Notre histoire

Nous sommes passionnés
par l’EBP… Depuis longtemps !

Pierre Trudelle lance le blog en 2007

L’idée est de mettre en avant la littérature scientifique et d’informer les praticiens et les enseignants en kinésithérapie sur la recherche clinique. A ce moment, la recherche clinique est confidentielle en France, les professionnels non informés et les enseignants pratiquent la plupart du temps sur un modèle traditionnel hérité des enseignants précédents.

Le blog et les auteurs, qui rapidement se joignent à Pierre, donnent un ton trublion dans la profession en rapportant des études et des méta-analyse qui, parfois, heurtent des pratiques courantes sans fondement scientifique.

A ce moment là, les commentaires sont souvent acerbes, un grand nombre de professionnels refusent de laisser des pratiques qu’ils ont intégrés depuis longtemps et qui sont à leur yeux pleines de vertus.
Certains commentaires seront fermés lorsque le ton s’envenime et l’argumentation émotionnelle s’emballe. 

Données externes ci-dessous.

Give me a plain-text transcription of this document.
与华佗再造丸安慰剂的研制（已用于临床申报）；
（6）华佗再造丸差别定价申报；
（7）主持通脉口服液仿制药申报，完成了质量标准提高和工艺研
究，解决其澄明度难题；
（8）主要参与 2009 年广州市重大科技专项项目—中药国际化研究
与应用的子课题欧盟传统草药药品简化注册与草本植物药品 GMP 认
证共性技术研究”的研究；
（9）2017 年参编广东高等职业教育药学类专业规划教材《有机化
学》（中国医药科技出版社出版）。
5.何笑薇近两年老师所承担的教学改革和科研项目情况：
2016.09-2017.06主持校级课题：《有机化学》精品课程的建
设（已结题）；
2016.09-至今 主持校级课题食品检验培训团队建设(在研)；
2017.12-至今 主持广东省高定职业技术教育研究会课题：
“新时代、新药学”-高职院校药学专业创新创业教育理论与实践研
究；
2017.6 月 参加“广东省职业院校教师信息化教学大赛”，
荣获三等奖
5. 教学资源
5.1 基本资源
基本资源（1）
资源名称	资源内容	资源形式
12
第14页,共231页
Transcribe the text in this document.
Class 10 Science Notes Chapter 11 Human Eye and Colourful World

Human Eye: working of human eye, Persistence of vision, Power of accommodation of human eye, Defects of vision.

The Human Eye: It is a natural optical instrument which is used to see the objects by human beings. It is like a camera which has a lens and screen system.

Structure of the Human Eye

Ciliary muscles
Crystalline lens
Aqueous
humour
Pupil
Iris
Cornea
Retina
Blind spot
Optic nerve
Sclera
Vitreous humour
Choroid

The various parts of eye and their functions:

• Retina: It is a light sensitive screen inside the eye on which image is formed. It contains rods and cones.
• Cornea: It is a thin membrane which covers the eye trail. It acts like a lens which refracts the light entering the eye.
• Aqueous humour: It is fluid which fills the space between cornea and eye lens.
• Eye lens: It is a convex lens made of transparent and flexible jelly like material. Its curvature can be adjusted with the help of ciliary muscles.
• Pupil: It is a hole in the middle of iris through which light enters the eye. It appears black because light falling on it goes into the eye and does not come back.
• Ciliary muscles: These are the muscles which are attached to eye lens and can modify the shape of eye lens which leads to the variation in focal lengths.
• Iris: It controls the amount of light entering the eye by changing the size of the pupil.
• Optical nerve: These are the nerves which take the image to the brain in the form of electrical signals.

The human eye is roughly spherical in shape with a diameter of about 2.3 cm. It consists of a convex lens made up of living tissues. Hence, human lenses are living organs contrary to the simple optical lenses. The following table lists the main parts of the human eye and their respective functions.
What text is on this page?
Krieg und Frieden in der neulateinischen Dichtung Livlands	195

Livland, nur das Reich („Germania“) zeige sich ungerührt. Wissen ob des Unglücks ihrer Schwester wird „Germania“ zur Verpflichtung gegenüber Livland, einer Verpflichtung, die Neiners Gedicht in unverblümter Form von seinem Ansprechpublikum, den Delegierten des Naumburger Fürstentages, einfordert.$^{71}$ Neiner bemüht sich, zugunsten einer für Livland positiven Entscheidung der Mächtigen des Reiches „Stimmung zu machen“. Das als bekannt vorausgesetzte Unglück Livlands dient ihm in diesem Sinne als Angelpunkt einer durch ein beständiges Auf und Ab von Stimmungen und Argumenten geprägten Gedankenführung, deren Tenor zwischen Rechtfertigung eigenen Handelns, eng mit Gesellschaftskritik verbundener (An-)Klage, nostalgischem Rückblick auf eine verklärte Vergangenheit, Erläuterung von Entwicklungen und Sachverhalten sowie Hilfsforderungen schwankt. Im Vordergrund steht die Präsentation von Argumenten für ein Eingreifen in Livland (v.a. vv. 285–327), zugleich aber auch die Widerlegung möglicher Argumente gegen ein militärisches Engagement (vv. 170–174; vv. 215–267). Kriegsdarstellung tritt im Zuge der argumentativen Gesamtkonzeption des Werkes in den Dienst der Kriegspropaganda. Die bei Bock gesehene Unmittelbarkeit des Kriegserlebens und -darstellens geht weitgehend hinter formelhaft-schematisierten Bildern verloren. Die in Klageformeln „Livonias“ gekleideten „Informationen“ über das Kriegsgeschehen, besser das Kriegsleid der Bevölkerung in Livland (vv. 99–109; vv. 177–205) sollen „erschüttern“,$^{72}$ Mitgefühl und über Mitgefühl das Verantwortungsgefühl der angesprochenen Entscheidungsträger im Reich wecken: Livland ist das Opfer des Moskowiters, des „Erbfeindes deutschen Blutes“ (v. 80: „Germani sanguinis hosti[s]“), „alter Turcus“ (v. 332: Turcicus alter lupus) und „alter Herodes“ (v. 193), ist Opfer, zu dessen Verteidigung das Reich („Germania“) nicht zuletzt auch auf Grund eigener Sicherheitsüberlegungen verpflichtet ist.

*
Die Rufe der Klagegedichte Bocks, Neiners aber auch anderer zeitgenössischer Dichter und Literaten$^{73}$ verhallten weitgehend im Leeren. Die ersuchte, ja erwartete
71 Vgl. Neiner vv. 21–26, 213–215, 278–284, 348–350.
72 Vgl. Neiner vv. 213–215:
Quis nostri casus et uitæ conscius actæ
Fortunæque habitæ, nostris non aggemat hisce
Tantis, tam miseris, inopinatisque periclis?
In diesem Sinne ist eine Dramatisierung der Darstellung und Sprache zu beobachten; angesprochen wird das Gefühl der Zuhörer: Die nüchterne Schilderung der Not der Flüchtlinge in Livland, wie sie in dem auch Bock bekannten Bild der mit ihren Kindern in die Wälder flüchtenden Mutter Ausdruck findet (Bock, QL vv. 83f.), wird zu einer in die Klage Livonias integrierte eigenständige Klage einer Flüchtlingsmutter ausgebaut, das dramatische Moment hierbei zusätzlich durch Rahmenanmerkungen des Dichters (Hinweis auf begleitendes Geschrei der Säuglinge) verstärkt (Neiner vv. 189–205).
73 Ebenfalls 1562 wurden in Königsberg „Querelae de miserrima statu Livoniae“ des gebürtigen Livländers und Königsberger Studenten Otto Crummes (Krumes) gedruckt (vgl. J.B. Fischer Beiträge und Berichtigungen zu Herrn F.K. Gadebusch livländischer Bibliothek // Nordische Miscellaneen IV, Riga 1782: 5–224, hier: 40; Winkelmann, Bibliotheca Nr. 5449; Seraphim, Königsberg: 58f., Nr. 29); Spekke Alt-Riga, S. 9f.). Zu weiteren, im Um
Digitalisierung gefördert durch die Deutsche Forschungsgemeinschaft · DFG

Des auteurs deviendront réguliers, comme Jean Louis Estrade,  le plus grand contributeur du blog, insatiable lecteur des publications relatives au musculo-squelettique. Il participe à la diffusion des thérapies manuelles basées sur les preuves. Clinicien averti, il sait aussi que la réalité n’est pas une étude clinique randomisée et relativise aussi les affirmations scientifiques.
Estelle et Jean Christophe apporteront beaucoup au blog dans leur expertise de la rééducation respiratoire.
Yannick Barde-Cabusson, Antoine Zaczyk, Nicolas Savouroux, Gaël Piette sont toujours actifs sur le blog.
Jean Philippe Regnaux, Rémy Hignet, Jean Luc Naphtali, Jean Mougel, Stephane Rostagno, Adrien Pallot, Francis Grondin, Bastien Roche, Nolwenn Poquet,  Aurélie Morichon, ont aussi largement contribué à la qualité et à la pertinence du blog.

Et aujourd’hui,
où en est-on ? 

L’Evidence Based Practice s’est invité dans les formations initiales et les formations continues même s’il existe encore de fortes disparités. La question n’est plus de convaincre que la science doit avoir sa place dans la pratique de la kinésithérapie, mais de proposer des moyens de pratiquer autrement.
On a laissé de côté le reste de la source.